An article in The Economist titled “Security in Colombia: new names, old games” (30th April 2011) about the state of security in the country prompted me to address the question that many British businesses ask: would you do business in Colombia?

Colombia is a vast country with rich resources and a population of 45m. According to The Economist Pocket World in Figures (2011 edition), the main Colombian exports are petroleum and related products, coal, coffee and nickel. Unsurprisingly, the US is the country’s main export destination with 38% of total exports.

In terms of advice for UK businesses, UKTI says “In addition to the FARC and ELN, there are several illegal armed groups operating in Colombia. Most of these groups are mobile, so it is difficult to assess whether an area will be unsafe at a particular time. In general, the more remote the area, the greater the potential threat to your safety. Threats against Western interests remain low. However, Western companies should remain vigilant as kidnapping remains a serious problem and Westerners are attractive targets.”
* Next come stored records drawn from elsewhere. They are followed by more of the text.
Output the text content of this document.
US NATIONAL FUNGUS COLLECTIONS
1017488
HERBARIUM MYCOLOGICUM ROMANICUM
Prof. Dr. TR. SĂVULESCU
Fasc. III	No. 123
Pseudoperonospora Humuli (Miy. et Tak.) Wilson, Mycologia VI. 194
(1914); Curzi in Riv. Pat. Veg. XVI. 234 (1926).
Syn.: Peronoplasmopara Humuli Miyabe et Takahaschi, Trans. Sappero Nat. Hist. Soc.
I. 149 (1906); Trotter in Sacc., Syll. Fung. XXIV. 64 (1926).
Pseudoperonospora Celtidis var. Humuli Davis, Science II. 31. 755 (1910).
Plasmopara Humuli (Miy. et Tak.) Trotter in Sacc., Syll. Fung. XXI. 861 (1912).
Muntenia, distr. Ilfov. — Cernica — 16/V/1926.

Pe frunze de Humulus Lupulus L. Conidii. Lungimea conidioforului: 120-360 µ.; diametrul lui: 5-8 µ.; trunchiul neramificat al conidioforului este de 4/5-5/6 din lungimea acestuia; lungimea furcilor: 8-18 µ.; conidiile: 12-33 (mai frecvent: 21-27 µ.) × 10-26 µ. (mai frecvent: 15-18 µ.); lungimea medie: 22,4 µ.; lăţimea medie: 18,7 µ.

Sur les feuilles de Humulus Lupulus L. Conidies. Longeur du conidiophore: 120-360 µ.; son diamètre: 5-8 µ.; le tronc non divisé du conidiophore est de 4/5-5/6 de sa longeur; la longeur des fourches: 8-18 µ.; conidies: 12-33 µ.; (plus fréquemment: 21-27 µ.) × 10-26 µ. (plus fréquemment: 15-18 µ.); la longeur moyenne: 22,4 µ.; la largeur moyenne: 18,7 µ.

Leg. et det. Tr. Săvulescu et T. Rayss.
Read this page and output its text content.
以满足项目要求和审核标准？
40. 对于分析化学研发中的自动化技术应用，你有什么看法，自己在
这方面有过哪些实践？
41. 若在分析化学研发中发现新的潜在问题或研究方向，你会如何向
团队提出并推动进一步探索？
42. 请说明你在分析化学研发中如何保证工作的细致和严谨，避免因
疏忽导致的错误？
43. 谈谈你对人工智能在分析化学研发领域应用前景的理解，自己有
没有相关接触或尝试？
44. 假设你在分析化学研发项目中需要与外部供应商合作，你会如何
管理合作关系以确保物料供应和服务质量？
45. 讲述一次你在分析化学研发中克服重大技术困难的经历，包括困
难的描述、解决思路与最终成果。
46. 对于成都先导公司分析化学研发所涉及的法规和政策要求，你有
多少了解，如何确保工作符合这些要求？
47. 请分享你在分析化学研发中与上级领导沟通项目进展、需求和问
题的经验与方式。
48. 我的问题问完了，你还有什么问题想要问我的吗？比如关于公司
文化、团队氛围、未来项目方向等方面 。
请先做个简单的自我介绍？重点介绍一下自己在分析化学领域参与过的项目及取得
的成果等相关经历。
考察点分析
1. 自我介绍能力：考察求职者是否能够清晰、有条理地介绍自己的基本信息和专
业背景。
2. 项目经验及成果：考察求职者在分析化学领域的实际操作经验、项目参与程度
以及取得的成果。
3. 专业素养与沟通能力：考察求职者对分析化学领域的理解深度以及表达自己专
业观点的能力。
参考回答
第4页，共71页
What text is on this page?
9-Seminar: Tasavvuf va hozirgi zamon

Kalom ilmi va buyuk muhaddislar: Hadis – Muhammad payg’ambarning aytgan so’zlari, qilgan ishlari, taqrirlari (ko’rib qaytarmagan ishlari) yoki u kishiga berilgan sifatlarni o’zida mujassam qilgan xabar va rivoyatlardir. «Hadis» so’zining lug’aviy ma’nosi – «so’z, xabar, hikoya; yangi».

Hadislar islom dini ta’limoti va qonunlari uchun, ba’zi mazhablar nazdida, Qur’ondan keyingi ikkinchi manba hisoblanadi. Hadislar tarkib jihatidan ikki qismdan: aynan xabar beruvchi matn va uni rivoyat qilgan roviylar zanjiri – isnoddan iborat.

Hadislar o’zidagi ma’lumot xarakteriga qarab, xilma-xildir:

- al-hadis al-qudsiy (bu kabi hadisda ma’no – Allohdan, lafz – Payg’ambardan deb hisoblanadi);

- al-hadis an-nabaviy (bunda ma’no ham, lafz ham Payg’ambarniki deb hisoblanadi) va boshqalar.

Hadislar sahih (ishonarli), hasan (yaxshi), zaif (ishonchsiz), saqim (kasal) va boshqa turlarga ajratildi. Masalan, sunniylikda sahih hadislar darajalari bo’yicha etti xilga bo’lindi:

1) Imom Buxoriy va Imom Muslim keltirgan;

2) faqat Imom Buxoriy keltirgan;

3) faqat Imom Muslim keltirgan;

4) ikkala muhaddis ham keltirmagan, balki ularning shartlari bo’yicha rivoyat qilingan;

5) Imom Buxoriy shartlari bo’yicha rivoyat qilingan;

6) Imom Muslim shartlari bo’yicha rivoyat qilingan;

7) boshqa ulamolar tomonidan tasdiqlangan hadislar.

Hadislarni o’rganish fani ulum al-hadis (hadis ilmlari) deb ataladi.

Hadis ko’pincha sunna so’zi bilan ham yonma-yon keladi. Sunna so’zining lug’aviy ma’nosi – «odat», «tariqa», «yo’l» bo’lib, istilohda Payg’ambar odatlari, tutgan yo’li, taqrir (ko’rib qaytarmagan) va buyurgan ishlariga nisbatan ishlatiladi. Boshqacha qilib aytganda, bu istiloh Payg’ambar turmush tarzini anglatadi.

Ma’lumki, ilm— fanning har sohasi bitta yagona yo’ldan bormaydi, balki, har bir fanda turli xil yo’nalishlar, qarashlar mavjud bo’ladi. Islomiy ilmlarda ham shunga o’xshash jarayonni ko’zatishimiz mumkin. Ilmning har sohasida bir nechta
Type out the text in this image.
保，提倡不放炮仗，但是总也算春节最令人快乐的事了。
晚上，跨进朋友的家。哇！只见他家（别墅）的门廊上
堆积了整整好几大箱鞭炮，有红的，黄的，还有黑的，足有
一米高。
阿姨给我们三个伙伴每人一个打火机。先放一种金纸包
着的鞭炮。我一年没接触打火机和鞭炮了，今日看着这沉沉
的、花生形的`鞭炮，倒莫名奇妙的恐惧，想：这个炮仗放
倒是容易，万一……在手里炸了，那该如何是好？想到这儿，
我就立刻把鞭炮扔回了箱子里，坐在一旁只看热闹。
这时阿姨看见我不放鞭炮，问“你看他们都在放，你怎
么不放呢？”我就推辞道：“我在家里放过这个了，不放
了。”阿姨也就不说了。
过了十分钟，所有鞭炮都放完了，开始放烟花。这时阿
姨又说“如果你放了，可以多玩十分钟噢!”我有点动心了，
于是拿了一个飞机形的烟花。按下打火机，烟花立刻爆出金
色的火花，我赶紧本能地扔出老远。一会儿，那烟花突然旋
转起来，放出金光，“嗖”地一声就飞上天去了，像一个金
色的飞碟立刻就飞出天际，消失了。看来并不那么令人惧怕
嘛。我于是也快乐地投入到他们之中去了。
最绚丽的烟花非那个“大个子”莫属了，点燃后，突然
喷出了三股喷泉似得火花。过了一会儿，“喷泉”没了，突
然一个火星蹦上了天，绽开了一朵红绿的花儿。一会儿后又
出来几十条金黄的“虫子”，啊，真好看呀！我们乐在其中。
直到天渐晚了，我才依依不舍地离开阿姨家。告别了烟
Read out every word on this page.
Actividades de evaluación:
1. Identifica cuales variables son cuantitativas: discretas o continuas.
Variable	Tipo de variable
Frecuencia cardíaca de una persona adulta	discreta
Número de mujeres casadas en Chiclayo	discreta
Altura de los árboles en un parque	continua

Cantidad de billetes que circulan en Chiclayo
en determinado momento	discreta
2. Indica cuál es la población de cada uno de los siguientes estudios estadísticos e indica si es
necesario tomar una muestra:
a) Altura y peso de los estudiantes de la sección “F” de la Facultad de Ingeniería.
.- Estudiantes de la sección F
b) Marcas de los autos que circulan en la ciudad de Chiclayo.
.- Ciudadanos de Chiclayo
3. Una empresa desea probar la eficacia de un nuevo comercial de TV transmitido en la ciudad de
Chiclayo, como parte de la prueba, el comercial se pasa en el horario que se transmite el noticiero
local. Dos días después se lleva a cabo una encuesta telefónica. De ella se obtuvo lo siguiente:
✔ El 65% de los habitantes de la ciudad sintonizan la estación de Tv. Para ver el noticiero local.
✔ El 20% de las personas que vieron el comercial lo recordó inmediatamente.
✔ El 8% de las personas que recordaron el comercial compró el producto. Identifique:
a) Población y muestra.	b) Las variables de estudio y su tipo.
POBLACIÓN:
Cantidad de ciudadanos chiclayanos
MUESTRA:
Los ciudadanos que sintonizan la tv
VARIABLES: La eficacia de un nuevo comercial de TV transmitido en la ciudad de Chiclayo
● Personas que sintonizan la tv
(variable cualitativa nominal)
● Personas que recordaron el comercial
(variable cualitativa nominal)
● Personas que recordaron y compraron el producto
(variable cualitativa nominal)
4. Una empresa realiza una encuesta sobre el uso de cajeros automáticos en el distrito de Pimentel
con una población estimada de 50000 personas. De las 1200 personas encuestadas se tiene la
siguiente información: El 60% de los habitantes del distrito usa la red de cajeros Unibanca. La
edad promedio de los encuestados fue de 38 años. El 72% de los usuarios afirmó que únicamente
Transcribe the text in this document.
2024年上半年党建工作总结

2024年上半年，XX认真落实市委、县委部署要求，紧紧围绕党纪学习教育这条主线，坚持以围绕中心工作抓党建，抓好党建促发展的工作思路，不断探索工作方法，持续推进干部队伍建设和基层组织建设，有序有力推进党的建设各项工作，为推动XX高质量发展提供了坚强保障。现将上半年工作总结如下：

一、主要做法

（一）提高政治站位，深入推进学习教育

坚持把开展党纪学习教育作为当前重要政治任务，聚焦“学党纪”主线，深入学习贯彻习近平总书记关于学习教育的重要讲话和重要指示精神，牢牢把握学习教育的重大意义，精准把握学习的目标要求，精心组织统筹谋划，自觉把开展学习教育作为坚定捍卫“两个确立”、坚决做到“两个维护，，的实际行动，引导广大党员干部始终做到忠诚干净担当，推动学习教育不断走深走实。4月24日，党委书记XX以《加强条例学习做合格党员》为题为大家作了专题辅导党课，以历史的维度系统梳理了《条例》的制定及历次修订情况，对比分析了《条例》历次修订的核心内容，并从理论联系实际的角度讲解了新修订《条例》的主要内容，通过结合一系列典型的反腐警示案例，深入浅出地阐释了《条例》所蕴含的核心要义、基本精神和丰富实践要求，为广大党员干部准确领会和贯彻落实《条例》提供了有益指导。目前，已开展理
So why would you consider doing business in Colombia at all? UKTI summarises the key areas of trade that can benefit UK businesses:

“Colombia offers a large potential market with particular opportunities in the following sectors:

  • Mining machinery and training in the oil & gas sector
  • Environment including water treatment, Clean Development Mechanism projects, environmental consultancy and renewable energy
  • Infrastructure
  • Security equipment”

Clearly, there is risk and there is potential. But how do UK businesses perceive the balance between the two?  Here are a few views from UK business people who have worked in Colombia:

Martin Hilton commented on the Yorkshire Mafia LinkedIn Group Discussion “I found the country the most scenic that I have visited, I found the professional people amongst the friendliest and most competent that I have met. After saying this there was always a sinister undertone, there were indiscriminate shootings; westerners were intimidated into purchasing worthless trinkets for cash. I had a lot of problems clearing product shipments through airport customs, although all paperwork was in order. I was stopped and intimidated by the Colombian army on numerous occasions early morning whilst travelling by taxi from Medellin to the airport, kidnapping of prominent western business people was common.”

Stan Jenkins also commented on the Yorkshire Mafia LinkedIn group discussion: “I also have visited Colombia in the past (Cali) and found the people very friendly and professional. When I went, there was a lot of violence and kidnapping, so my hotel had armed guards around it and our customer provided an armed support vehicle whenever we travelled between the hotel and the factory.”

Hannah Senior has had a more positive experience: “We also do business in Colombia, & were out there last year. Sniffer dogs and armed guards outside the hotel was discomforting, but other than that we found it a wonderful place. People were courteous, our customer professional, and travel around the country easier than many developing world countries. We weren’t in the country for long (although we have traded there for years) but my impressions are very positive.”

Andrew Wright, Risk Management Consultant at Knightsbridge Consulting in Bogotá, explains: “Inward investment is flooding into Colombia helped by improved security but also proactive government policies which provide one of the most pro-foreign investment environments in the region. Mining, oil and gas are booming, with UK trade and investment having increased substantially over the last 5-10 years. Security is greatly improved but still needs proactive risk management and local knowledge in certain areas, as well as awareness of community, environment and CSR issues that are beginning to have a greater impact on projects.”

It is clear that doing business in Colombia is viable yet expectations should be adjusted. The importance of up-to-date research and local contacts cannot be emphasised enough. Risks and benefits will depend on how you conduct business, what sector you work in and how prepared you are.

We would like to thank all the contributors to this article and to Mr Cleaver, who contributed to our previous blog post on this subject.